Dynamic Data lets you build a basic data-driven Web application very quickly, based on a data model, in much the same spirit as building a Rails scaffold application. It also improves the way the data-bound controls work, adding validation and templates. The MSDN walk-through of creating a new dynamic data Web site using scaffolding includes two ways of creating the data model: one using LINQ to SQL, and the other using the Entity Framework. Check the Dynamic Data in Action section of the official ASP.Net page for a series of video tutorials.
URL Routing lets you create routing tables for your ASP.Net Web sites. This is a feature that was originally developed for the ASP.Net MVC Framework, which is still in preview; it was useful enough by itself that it was split off and released with SP1. The MVC Framework looks roughly like what you'd expect if you saw a proposal whose one-line sell was "ASP.Net meets Rails."
What does URL routing actually do for you? Instead of having to use HTTP POST or query syntax to get to a data-dependent page, or having to do URL rewriting, you can use an ordinary-looking URL and have it translated by a routing table, which is more consistent with RESTful design and with the way search engines work -- and more like Rails.
Speaking of REST support, the new Windows Communication Foundation (WCF) Web Programming Model adds support for REST, AJAX, and JSON services, and both ATOM and RSS feeds, to WCF's already strong support for XML Web services, the WS-* stack, and an efficient but proprietary binary protocol. Who says Microsoft is out of touch with Web 2.0 and SOA?
On the desktop
I have had several issues with Windows Forms client applications in the past: First, they wouldn't run from network shares because of security issues. Second, their installation footprint was quite large on computers that didn't already have the .Net Framework installed. Third, they were slow to start. All of these problems have been fixed nicely in SP1, and several new Windows Forms controls have been added, the ones that used to be in the downloadable Visual Basic Power Packs -- only they aren't restricted to use from Visual Basic. In addition, Windows Presentation Foundation (WPF) design and debugging have been significantly improved.

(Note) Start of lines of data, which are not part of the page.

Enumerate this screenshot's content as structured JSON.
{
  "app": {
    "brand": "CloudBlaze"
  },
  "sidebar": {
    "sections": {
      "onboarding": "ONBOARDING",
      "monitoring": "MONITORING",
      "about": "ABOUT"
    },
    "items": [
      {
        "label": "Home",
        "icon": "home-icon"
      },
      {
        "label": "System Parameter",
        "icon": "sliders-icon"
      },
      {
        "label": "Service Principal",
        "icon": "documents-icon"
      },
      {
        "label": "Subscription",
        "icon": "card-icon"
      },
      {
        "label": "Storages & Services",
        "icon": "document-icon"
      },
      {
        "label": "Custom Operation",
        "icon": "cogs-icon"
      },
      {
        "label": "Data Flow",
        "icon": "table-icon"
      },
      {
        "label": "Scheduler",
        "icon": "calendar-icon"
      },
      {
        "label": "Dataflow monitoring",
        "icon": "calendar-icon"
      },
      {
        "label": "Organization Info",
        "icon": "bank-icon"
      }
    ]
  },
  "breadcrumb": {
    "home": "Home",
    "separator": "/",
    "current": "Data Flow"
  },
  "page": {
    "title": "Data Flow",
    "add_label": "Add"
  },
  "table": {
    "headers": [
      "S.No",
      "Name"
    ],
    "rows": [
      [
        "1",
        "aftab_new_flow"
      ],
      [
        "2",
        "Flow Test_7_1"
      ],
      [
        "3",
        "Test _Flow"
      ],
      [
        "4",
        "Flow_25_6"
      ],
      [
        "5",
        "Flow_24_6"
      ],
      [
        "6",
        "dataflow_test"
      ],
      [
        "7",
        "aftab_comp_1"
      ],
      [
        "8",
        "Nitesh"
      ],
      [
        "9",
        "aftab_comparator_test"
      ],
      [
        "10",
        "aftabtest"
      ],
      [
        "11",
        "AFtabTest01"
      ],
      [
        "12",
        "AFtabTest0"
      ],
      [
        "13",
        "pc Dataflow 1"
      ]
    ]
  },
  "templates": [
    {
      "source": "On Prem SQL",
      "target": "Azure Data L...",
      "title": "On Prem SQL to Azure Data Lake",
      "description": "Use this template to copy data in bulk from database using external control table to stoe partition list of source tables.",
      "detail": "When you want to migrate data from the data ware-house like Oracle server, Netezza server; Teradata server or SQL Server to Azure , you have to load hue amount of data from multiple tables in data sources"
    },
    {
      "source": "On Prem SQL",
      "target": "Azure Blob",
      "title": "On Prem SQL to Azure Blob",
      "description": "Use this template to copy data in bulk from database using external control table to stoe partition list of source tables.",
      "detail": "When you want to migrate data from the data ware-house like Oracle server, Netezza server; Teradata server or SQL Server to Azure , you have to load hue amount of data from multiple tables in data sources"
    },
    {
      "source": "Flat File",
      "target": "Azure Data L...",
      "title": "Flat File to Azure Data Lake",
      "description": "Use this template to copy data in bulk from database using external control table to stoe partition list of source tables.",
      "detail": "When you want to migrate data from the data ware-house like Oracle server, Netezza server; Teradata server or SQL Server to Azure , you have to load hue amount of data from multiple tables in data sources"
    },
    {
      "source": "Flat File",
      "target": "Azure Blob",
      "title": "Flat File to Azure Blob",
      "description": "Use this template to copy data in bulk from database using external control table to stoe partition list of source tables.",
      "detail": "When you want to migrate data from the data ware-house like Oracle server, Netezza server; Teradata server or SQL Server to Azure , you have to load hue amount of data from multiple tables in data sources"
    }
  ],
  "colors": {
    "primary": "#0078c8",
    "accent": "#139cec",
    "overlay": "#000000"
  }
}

If you're a C# programmer, you'll be happy about the improved flagging of potential errors (see screen image). That's the sort of help that Visual Basic programmers have come to expect from the editor; now C# has it as well.
Visual Basic programmers have one new toy that C# programmers can't claim; it's called XML to Schema (see screen image), and it's a way to automatically infer an XML schema from the XML file. C# programmers still have to load the XSD and XML files manually.
Time-consuming, but worth it
I haven't found any downside to installing VS08 SP1, other than the time; it took me several hours to download and install it over a relatively good broadband connection: if I had to do it again, I'd kick it off just before I went home for the day. Note that the updated MSDN documentation requires a separate download and installation. Once installed, the SP1 changes are, in my experience, all good. Unless you have add-ons or SDKs that still require Visual Studio 2005 (the .Net Micro Framework comes to mind), I don't see any reason for a Microsoft shop not to completely switch over to Visual Studio 2008 SP1.